If we can get some investment from this government to upgrade that road so that it is safe for the type 2 road trains to travel the extra 90 kilometres to the largest store cattle selling centre in Australia, it will have the effect of reducing the cost of bringing cattle to the sale point of Roma. Roma sells something like 8,000 to 10,000 head of cattle per week. The cattle market in Roma is a bit like the Sydney stock exchange: it sets the prices and the trend of prices right across the eastern states. Cattle often come from Victoria to the markets in Roma. It is not uncommon to see cattle being trucked from Kununurra in Western Australia—a five- or six-day trip on type 2 road trains—to Roma. The cattle are spelled twice, but they are 80 kilometres short of their final destination at the saleyards of Roma. The driver has to decouple the last trailer and take the other two trailers through. They decouple the trailers on the flat outside of the town of Mitchell. No-one is there to supervise this. Either another truck is sent out to bring one of the trailers in or the truck comes in with one trailer, which is decoupled at the saleyards, and then it goes out without any trailers behind it to bring in the next trailer. It is the reverse when they want to go west, whether they are taking cattle, heavy machinery for the mining industry or goods from the eastern seaboard through to Darwin.

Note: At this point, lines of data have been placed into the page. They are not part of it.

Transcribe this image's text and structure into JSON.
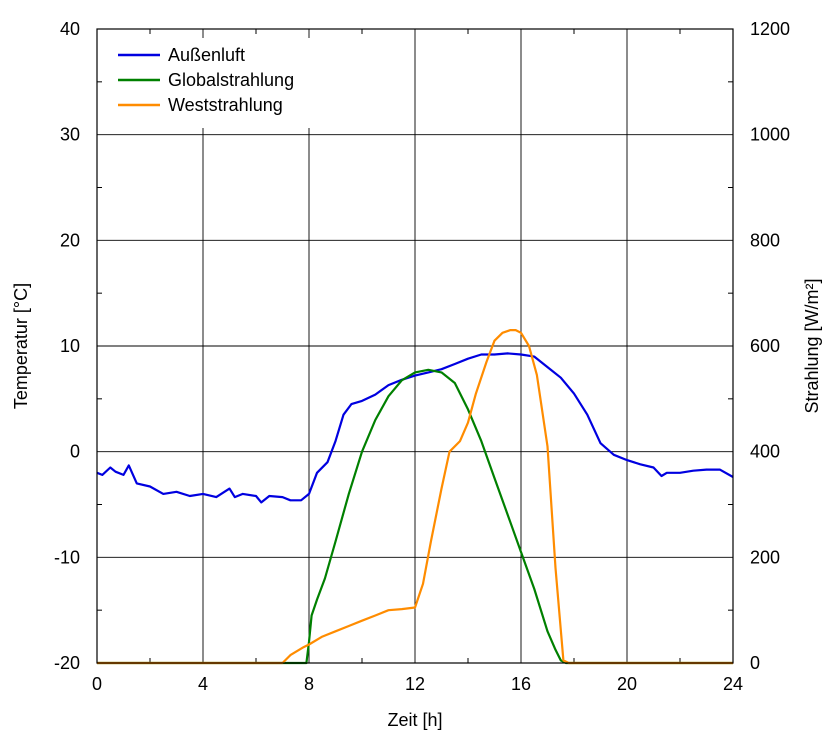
{
  "chart_data": {
    "type": "line",
    "xlabel": "Zeit [h]",
    "ylabel_left": "Temperatur [°C]",
    "ylabel_right": "Strahlung [W/m²]",
    "xlim": [
      0,
      24
    ],
    "ylim_left": [
      -20,
      40
    ],
    "ylim_right": [
      0,
      1200
    ],
    "xticks": [
      0,
      4,
      8,
      12,
      16,
      20,
      24
    ],
    "yticks_left": [
      -20,
      -10,
      0,
      10,
      20,
      30,
      40
    ],
    "yticks_right": [
      0,
      200,
      400,
      600,
      800,
      1000,
      1200
    ],
    "grid": true,
    "legend_position": "top-left",
    "series": [
      {
        "name": "Außenluft",
        "axis": "left",
        "color": "#0000e0",
        "x": [
          0,
          0.2,
          0.5,
          0.7,
          1.0,
          1.2,
          1.5,
          2.0,
          2.5,
          3.0,
          3.5,
          4.0,
          4.5,
          5.0,
          5.2,
          5.5,
          6.0,
          6.2,
          6.5,
          7.0,
          7.3,
          7.7,
          8.0,
          8.3,
          8.7,
          9.0,
          9.3,
          9.6,
          10.0,
          10.5,
          11.0,
          11.5,
          12.0,
          12.5,
          13.0,
          13.5,
          14.0,
          14.5,
          15.0,
          15.5,
          16.0,
          16.5,
          17.0,
          17.5,
          18.0,
          18.5,
          19.0,
          19.5,
          20.0,
          20.5,
          21.0,
          21.3,
          21.5,
          22.0,
          22.5,
          23.0,
          23.5,
          24.0
        ],
        "y": [
          -2.0,
          -2.2,
          -1.5,
          -1.9,
          -2.2,
          -1.3,
          -3.0,
          -3.3,
          -4.0,
          -3.8,
          -4.2,
          -4.0,
          -4.3,
          -3.5,
          -4.3,
          -4.0,
          -4.2,
          -4.8,
          -4.2,
          -4.3,
          -4.6,
          -4.6,
          -4.0,
          -2.0,
          -1.0,
          1.0,
          3.5,
          4.5,
          4.8,
          5.4,
          6.3,
          6.8,
          7.2,
          7.5,
          7.8,
          8.3,
          8.8,
          9.2,
          9.2,
          9.3,
          9.2,
          9.0,
          8.0,
          7.0,
          5.5,
          3.5,
          0.8,
          -0.3,
          -0.8,
          -1.2,
          -1.5,
          -2.3,
          -2.0,
          -2.0,
          -1.8,
          -1.7,
          -1.7,
          -2.4
        ]
      },
      {
        "name": "Globalstrahlung",
        "axis": "right",
        "color": "#008000",
        "x": [
          0,
          7.9,
          8.0,
          8.1,
          8.3,
          8.6,
          9.0,
          9.5,
          10.0,
          10.5,
          11.0,
          11.5,
          12.0,
          12.5,
          13.0,
          13.5,
          14.0,
          14.5,
          15.0,
          15.5,
          16.0,
          16.5,
          17.0,
          17.3,
          17.5,
          17.7,
          18.0,
          24.0
        ],
        "y": [
          0,
          0,
          40,
          90,
          120,
          160,
          230,
          320,
          400,
          460,
          505,
          535,
          550,
          555,
          550,
          530,
          480,
          420,
          350,
          280,
          210,
          140,
          60,
          25,
          5,
          0,
          0,
          0
        ]
      },
      {
        "name": "Weststrahlung",
        "axis": "right",
        "color": "#ff8c00",
        "x": [
          0,
          7.0,
          7.3,
          7.8,
          8.0,
          8.5,
          9.0,
          9.5,
          10.0,
          10.5,
          11.0,
          11.5,
          12.0,
          12.3,
          12.6,
          13.0,
          13.3,
          13.7,
          14.0,
          14.3,
          14.7,
          15.0,
          15.3,
          15.6,
          15.8,
          16.0,
          16.3,
          16.6,
          17.0,
          17.3,
          17.6,
          17.8,
          24.0
        ],
        "y": [
          0,
          0,
          15,
          30,
          35,
          50,
          60,
          70,
          80,
          90,
          100,
          102,
          105,
          150,
          230,
          330,
          400,
          420,
          455,
          510,
          570,
          610,
          625,
          630,
          630,
          625,
          600,
          545,
          410,
          180,
          5,
          0,
          0
        ]
      }
    ]
  }
}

If the government is serious about the freight task that we confront in Australia and the bill passes through the House, we have to see the revenue from these measures not just as a money grab for Treasury but as money to be reinvested for the benefit of our road network in Australia, because it is the transport sector—the truckies and the truck owners—who are going to pay the price.

I mentioned earlier the impact that this legislation will have on working families. Whether trucks are carrying beef into the markets, soft goods—food items—into the supermarkets in the west, flour to the mills or animals for processing for human consumption, there is going to be an inevitable cost if this bill is passed in its entirety. The inevitable cost on working families will be an increase in the cost of their groceries at the supermarket. Why? Because the freight task—the cost of moving freight across Australia—will rise and that will be passed on to consumers. If it is not passed on to consumers, it will be passed back to the producer. Someone is going to pay. I assert tonight that it will be working families and the trucking sector, as well as the production sector in Australia, which will be impacted on by this legislation.

This legislation is a most appalling grab for money and the most deceitful performance that we have witnessed in modern times by any government in its first 100 days in office. One hundred days into this government and legislation is being introduced into this place that will bring new taxes into play. One of the worst aspects of this legislation is that the registration charge and the fuel tax charge that apply if this bill passes the parliament are going to be automatically indexed every year, and that linkage will be to the cost of building roads in Australia, which is far greater than the annual CPI. When the coalition were in government, we ended automatic indexation of fuel excise in this country, and now we are seeing it reintroduced by a Labor government, without it having told the people of Australia before 24 November. Members on this side of the House could speak on this issue for days and days. We are going to fight this legislation to the end. We are not going to give up.